Символизм средних веков – это символизм всей средневековой жизни и культуры. «В средние века люди не только говорили символами, но и иной речи, кроме символической, не понимали»[631]. Мир не изображали символическим, его таким воспринимали. Земной мир – символ небесного, вещи первого – только символы объектов второго, и не потому, что так положено человеком, а в силу того, что умозрительное подчиняет себе предметное и управляет им. Человек к процессу символизации не причастен, он может лишь выяснить, что стоит за символом. Вещи «не просто могут служить символами, не мы вкладываем в них символическое содержание: они суть символы, и задача познающего субъекта сводится к раскрытию их истинного значения»[632]. Процесс развертывания символа и его постижения бесконечен.

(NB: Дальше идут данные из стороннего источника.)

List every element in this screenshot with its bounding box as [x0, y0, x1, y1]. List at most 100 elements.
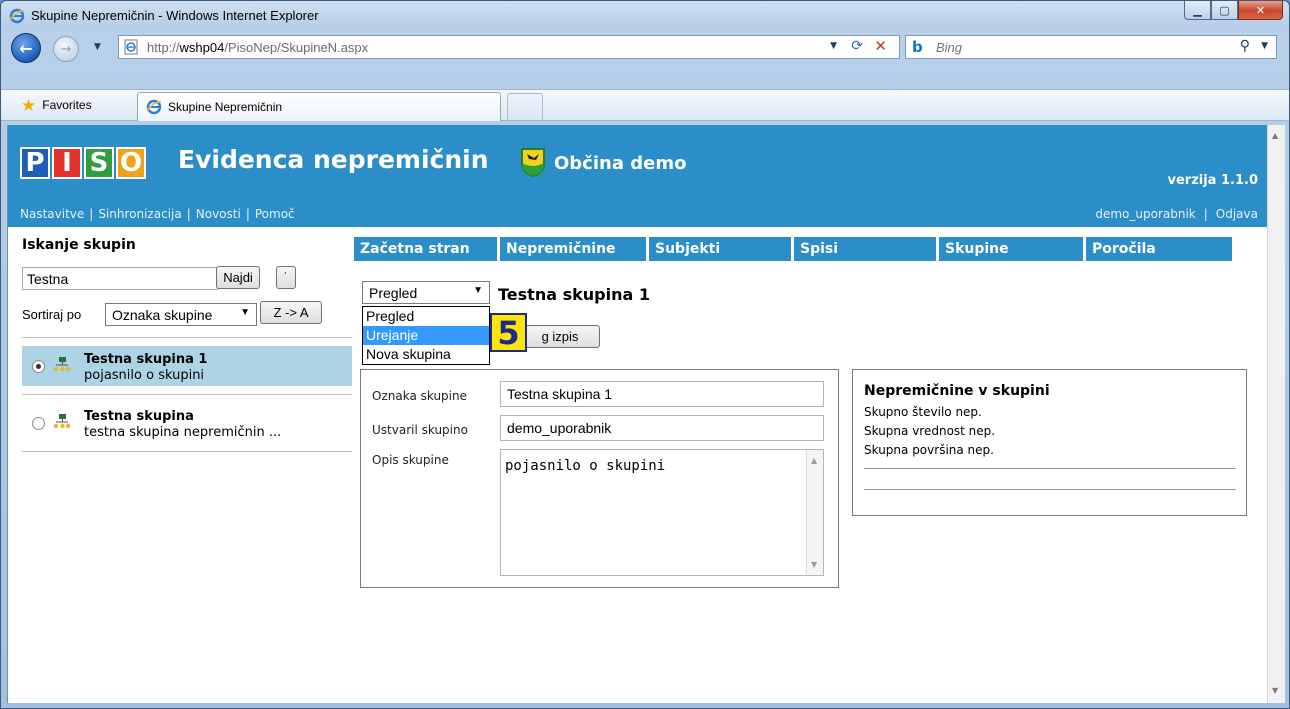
browser-tab[interactable]: Skupine Nepremičnin — [137, 92, 501, 121]
logo-letter: I — [52, 147, 82, 179]
ustvaril-field[interactable] — [500, 415, 824, 441]
scroll-down-icon[interactable]: ▼ — [811, 560, 817, 569]
group-list-item[interactable]: Testna skupina 1 pojasnilo o skupini — [22, 346, 352, 386]
separator: | — [1203, 207, 1208, 221]
close-icon: ✕ — [1255, 3, 1266, 17]
mode-option-pregled[interactable]: Pregled — [363, 307, 489, 326]
close-window-button[interactable]: ✕ — [1238, 1, 1283, 20]
divider — [22, 337, 352, 338]
logo-letter: S — [84, 147, 114, 179]
scroll-down-icon[interactable]: ▼ — [1272, 686, 1278, 695]
opis-label: Opis skupine — [372, 453, 449, 467]
back-button[interactable]: ← — [11, 33, 41, 63]
search-panel-title: Iskanje skupin — [22, 237, 136, 253]
group-hierarchy-icon — [53, 414, 71, 429]
link-novosti[interactable]: Novosti — [196, 207, 241, 221]
address-dropdown-icon[interactable]: ▼ — [830, 41, 837, 51]
divider — [22, 451, 352, 452]
piso-logo: P I S O — [20, 147, 146, 179]
stats-value-label: Skupna vrednost nep. — [864, 424, 996, 438]
ie-logo-icon — [9, 8, 25, 24]
stats-title: Nepremičnine v skupini — [864, 383, 1050, 399]
sort-select[interactable]: Oznaka skupine ▼ — [105, 303, 257, 326]
tab-skupine[interactable]: Skupine — [939, 237, 1083, 261]
page-title: Testna skupina 1 — [498, 285, 650, 304]
page-viewport: P I S O Evidenca nepremičnin Občina demo… — [7, 125, 1267, 703]
stop-icon[interactable]: ✕ — [874, 37, 887, 55]
sort-order-button[interactable]: Z -> A — [260, 301, 322, 324]
chevron-down-icon: ▼ — [473, 285, 483, 296]
back-arrow-icon: ← — [19, 38, 33, 58]
opis-textarea[interactable]: pojasnilo o skupini — [500, 449, 824, 576]
group-list-item[interactable]: Testna skupina testna skupina nepremični… — [22, 403, 352, 443]
forward-button[interactable]: → — [53, 36, 79, 62]
search-dropdown-icon[interactable]: ▼ — [1261, 41, 1268, 51]
group-description: pojasnilo o skupini — [84, 368, 205, 383]
coat-of-arms-icon — [521, 148, 545, 177]
maximize-button[interactable]: ▢ — [1211, 1, 1238, 20]
minimize-button[interactable]: ▁ — [1184, 1, 1211, 20]
oznaka-field[interactable] — [500, 381, 824, 407]
link-nastavitve[interactable]: Nastavitve — [20, 207, 84, 221]
more-options-button[interactable]: ˙ — [276, 266, 296, 289]
address-bar[interactable]: http://wshp04/PisoNep/SkupineN.aspx ▼ ⟳ … — [118, 35, 900, 59]
title-bar: Skupine Nepremičnin - Windows Internet E… — [1, 1, 1289, 31]
mode-option-urejanje[interactable]: Urejanje — [363, 326, 489, 345]
version-label: verzija 1.1.0 — [1167, 173, 1259, 188]
link-pomoc[interactable]: Pomoč — [255, 207, 295, 221]
url-text[interactable]: http://wshp04/PisoNep/SkupineN.aspx — [147, 40, 368, 55]
scroll-up-icon[interactable]: ▲ — [1272, 131, 1278, 140]
minimize-icon: ▁ — [1193, 3, 1202, 17]
favorites-label: Favorites — [42, 98, 92, 112]
new-tab-button[interactable] — [507, 93, 543, 120]
browser-window: Skupine Nepremičnin - Windows Internet E… — [0, 0, 1290, 709]
search-icon[interactable]: ⚲ — [1240, 38, 1250, 54]
find-button[interactable]: Najdi — [216, 266, 260, 289]
separator: | — [89, 207, 94, 221]
oznaka-label: Oznaka skupine — [372, 389, 467, 403]
ie-logo-icon — [146, 99, 162, 115]
favorites-button[interactable]: ★ Favorites — [21, 94, 92, 116]
window-title: Skupine Nepremičnin - Windows Internet E… — [31, 8, 319, 23]
tab-porocila[interactable]: Poročila — [1086, 237, 1232, 261]
logo-letter: P — [20, 147, 50, 179]
sort-label: Sortiraj po — [22, 307, 82, 322]
municipality-name: Občina demo — [554, 153, 687, 174]
group-hierarchy-icon — [53, 357, 71, 372]
scroll-up-icon[interactable]: ▲ — [811, 456, 817, 465]
star-icon: ★ — [21, 95, 37, 115]
group-radio[interactable] — [32, 360, 45, 373]
logout-link[interactable]: Odjava — [1216, 207, 1258, 221]
mode-select[interactable]: Pregled ▼ — [362, 281, 490, 304]
mode-option-nova-skupina[interactable]: Nova skupina — [363, 345, 489, 364]
step-number-badge: 5 — [490, 313, 527, 352]
logo-letter: O — [116, 147, 146, 179]
user-links: demo_uporabnik | Odjava — [1095, 207, 1258, 221]
divider — [22, 394, 352, 395]
link-sinhronizacija[interactable]: Sinhronizacija — [98, 207, 181, 221]
tab-nepremicnine[interactable]: Nepremičnine — [500, 237, 646, 261]
tab-spisi[interactable]: Spisi — [794, 237, 936, 261]
textarea-scrollbar[interactable]: ▲ ▼ — [806, 450, 823, 575]
group-radio[interactable] — [32, 417, 45, 430]
app-title: Evidenca nepremičnin — [178, 145, 489, 174]
page-icon — [124, 39, 138, 55]
favorites-bar: ★ Favorites Skupine Nepremičnin — [1, 89, 1289, 121]
forward-arrow-icon: → — [60, 41, 72, 57]
stats-count-label: Skupno število nep. — [864, 405, 982, 419]
username-link[interactable]: demo_uporabnik — [1095, 207, 1195, 221]
search-input[interactable] — [934, 37, 1214, 57]
page-scrollbar[interactable]: ▲ ▼ — [1267, 125, 1285, 703]
top-links: Nastavitve | Sinhronizacija | Novosti | Pomoč — [20, 207, 295, 221]
group-description: testna skupina nepremičnin ... — [84, 425, 282, 440]
tab-zacetna-stran[interactable]: Začetna stran — [354, 237, 497, 261]
group-name: Testna skupina 1 — [84, 352, 208, 367]
separator: | — [245, 207, 250, 221]
tab-subjekti[interactable]: Subjekti — [649, 237, 791, 261]
tab-title: Skupine Nepremičnin — [168, 100, 283, 114]
print-button[interactable]: g izpis — [520, 325, 600, 348]
group-search-input[interactable] — [22, 267, 218, 290]
search-bar: b ⚲ ▼ — [905, 35, 1277, 59]
refresh-icon[interactable]: ⟳ — [851, 38, 863, 54]
history-dropdown-icon[interactable]: ▼ — [94, 42, 101, 52]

Связь двух миров – это связь символизирования. Не причинная, пространственная или какая-либо иная связь, а именно символическая связь представления одного объекта другим, являющимся как бы его заместителем и потому мало значимым сам по себе. Все предметные связи сводятся в конечном счете к неустойчивым и многозначным связям символов. Реальные связи замещаются умозрительными, вводимыми религиозной доктриной.
Не только земное символизирует небесное, но и одна земная вещь предстает прежде всего как символ другой. «Сам окружающий человека мир стал рассматриваться как система символов и аллегорий. Расшифровка этих символов стала повседневной практикой. Видя во всем символ и притчу, человек этого времени постепенно приучился и сам выражаться символами и аллегориями, облекая свою мысль в форму загадки и иносказания»[633]. Отказ от одежды у св. Франциска символизирует отказ от всяких ролей, статусов, ступенек социальной иерархии. Обнаженность наглядно представляет требование жить в щелях социальной структуры, освободившись от всех социальных и экономических уз. Сновидения св. Франциска также имеют собственную сложную символику[634].
Мир является книгой, написанной рукой Бога, и каждый объект представляет собой слово, полное смысла. Роза, голубь, драгоценные камни – важнейшие религиозные символы. Лев – символ евангелиста Марка, орел – Иоанна, человек – Матфея, телец – Луки. Но эти существа вместе с тем символизируют Христа в четыре решающих момента его жизни: Иисус – человеком рожденный, жертвенным тельцом умерший, львом воскресший, орлом вознесшийся. Эти же существа являются символами человеческих добродетелей[635].
Связь символа с символизируемой им вещью является жесткой и однозначной: один и тот же объект умозрительного мира должен представляться (символизироваться) одной и той же вещью предметного мира. Невозможно, чтобы какой-то объект умозрительного мира представлялся то одной, то другой вещью предметного мира. Если это правило нарушается, должны быть названы четкие основания для отступления от однозначности.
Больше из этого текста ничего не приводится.